I recently did a sermon on Ecclesiastes.
I’ve been trying to challenge myself to preach less traditional Christian books, so I’ve been pushing myself into the Old Testament more and more.
I have to admit that I had a couple of #ahamoments through this study of Ecclesiastes.
First, besides being a deeply depressing book, it’s actually a lot of fun to teach.
Second, the word in the book translated as “meaningless” or “vanity” is better translated as absurd. It’s meaningless, not in the sense that it has no meaning, but in that it is sometimes impossible to make meaning out of something. In other words, life doesn’t always make sense.
Third, the word for “toil” is not the same word used to describe the goal-oriented work that God created us for. It’s a frustrating kind of work.
Amidst all of this talk of meaningless and toil, the author Ecclesiastes offers one simple advice. You can read it in 3:12, 3:22, 5:19, but I think it’s best summarized in 8:15
So I commend enjoyment, for there is nothing better for people under the sun than to eat, and drink, and enjoy themselves, for this will go with them in their toil through the days of life that God gives them under the sun. -Ecclesiastes 8:15
In other words: you can’t control the future, and you might not always make sense of the past, but you can decide what you do with the present.
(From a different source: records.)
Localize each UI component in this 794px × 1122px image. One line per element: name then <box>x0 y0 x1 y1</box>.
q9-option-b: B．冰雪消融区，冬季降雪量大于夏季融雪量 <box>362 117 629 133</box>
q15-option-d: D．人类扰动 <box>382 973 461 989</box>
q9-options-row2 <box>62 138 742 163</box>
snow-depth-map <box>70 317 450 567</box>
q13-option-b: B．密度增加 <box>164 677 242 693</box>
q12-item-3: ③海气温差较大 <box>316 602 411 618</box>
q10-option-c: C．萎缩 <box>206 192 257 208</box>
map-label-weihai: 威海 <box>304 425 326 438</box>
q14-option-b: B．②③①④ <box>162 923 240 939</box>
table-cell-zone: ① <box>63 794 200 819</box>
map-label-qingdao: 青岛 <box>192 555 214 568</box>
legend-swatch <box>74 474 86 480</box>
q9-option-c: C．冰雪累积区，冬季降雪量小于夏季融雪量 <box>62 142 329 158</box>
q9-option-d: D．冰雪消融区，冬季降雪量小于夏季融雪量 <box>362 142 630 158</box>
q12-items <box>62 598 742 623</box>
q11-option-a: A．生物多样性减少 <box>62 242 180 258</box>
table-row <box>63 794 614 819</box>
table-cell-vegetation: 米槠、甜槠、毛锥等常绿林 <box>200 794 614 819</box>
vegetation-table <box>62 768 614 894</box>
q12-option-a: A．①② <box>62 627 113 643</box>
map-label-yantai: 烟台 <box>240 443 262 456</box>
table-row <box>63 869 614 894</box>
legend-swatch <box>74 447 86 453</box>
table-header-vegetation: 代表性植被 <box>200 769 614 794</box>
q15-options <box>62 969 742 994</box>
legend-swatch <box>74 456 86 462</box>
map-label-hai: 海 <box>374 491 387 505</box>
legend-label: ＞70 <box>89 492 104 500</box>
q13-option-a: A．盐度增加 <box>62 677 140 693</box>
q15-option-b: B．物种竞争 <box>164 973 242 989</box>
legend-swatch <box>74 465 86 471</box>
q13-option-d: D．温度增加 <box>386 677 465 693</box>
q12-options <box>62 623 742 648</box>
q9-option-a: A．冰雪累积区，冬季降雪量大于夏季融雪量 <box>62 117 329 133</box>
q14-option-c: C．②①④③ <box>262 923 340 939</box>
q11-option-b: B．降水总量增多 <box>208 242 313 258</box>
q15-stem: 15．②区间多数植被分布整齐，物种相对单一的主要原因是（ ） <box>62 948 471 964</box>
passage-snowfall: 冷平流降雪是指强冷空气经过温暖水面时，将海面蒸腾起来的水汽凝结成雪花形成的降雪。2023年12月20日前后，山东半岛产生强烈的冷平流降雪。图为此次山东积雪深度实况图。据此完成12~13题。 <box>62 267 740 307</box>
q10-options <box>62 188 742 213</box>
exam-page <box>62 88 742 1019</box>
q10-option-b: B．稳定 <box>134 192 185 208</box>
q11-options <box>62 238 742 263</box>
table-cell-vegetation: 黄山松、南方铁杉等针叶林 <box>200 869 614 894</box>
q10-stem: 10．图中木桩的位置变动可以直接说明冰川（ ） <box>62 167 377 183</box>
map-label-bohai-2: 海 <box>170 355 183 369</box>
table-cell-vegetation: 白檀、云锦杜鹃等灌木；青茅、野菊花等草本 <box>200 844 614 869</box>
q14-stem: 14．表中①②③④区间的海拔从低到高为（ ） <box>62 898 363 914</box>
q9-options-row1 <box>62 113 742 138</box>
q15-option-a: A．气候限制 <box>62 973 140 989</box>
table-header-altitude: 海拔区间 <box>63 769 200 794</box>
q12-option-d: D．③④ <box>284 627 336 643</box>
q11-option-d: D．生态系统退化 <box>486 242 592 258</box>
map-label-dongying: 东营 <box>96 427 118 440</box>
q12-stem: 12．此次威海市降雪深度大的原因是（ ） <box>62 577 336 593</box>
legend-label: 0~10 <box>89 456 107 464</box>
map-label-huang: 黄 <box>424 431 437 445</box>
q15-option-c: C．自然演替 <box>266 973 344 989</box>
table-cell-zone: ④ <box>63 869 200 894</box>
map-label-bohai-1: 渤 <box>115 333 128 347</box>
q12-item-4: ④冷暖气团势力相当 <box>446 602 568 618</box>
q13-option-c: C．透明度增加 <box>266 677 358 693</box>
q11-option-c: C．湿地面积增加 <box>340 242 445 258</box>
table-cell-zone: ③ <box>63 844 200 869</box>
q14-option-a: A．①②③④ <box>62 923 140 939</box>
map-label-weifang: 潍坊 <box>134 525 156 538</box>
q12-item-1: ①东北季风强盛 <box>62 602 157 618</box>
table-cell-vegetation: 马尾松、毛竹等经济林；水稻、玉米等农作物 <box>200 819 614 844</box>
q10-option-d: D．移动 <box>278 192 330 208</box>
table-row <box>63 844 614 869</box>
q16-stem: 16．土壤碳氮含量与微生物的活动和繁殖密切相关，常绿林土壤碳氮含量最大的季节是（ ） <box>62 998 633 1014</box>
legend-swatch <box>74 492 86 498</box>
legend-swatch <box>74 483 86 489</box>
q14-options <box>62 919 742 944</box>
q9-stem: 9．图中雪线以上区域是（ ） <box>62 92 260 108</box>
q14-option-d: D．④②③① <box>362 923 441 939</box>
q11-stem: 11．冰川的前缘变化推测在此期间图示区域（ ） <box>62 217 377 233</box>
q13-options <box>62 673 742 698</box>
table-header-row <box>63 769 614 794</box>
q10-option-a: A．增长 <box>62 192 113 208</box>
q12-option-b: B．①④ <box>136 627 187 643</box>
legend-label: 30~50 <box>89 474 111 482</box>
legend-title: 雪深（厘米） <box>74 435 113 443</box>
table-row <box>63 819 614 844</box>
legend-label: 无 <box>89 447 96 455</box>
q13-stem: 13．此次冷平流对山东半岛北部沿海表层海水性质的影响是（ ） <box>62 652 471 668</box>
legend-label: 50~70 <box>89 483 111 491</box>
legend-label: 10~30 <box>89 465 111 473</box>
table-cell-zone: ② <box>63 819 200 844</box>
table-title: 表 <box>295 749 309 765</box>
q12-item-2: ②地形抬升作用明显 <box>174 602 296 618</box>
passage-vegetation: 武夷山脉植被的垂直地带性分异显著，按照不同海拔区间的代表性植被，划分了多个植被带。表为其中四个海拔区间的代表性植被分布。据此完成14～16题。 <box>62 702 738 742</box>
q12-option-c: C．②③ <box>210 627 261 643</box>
You can choose to enjoy what is in front of you.
I should never stop hoping for the good things God has for me next. Yet, at the same time, I need to stop waiting for those things to begin. Whatever God has for me in the future isn’t a prerequisite for living today.
As Paul says, generations after Ecclesiastes was written:
I have learned to be content whatever the circumstances. I know what it is to be in need, and I know what it is to have plenty. I have learned the secret of being content in any and every situation, whether well fed or hungry, whether living in plenty or in want. I can do all this through him who gives me strength. –Philippians 4:11b-13
You might have heard this verse quoted before: I can do all things through him who gives me strength. When you read it in context, knowing what Paul knew, and what the teacher Solomon knew, it certainly takes on a slightly different meaning.
I can do all this because God gives me the strength.
There is no promise that life and work will be easy. But there is a promise that runs deeper than the comfort and ease of work.
It’s this: that no matter what season or work you find yourself in, that God is willing and ready to give you the strength and power to find contentment. When I realized this, it was a true #ahamoment.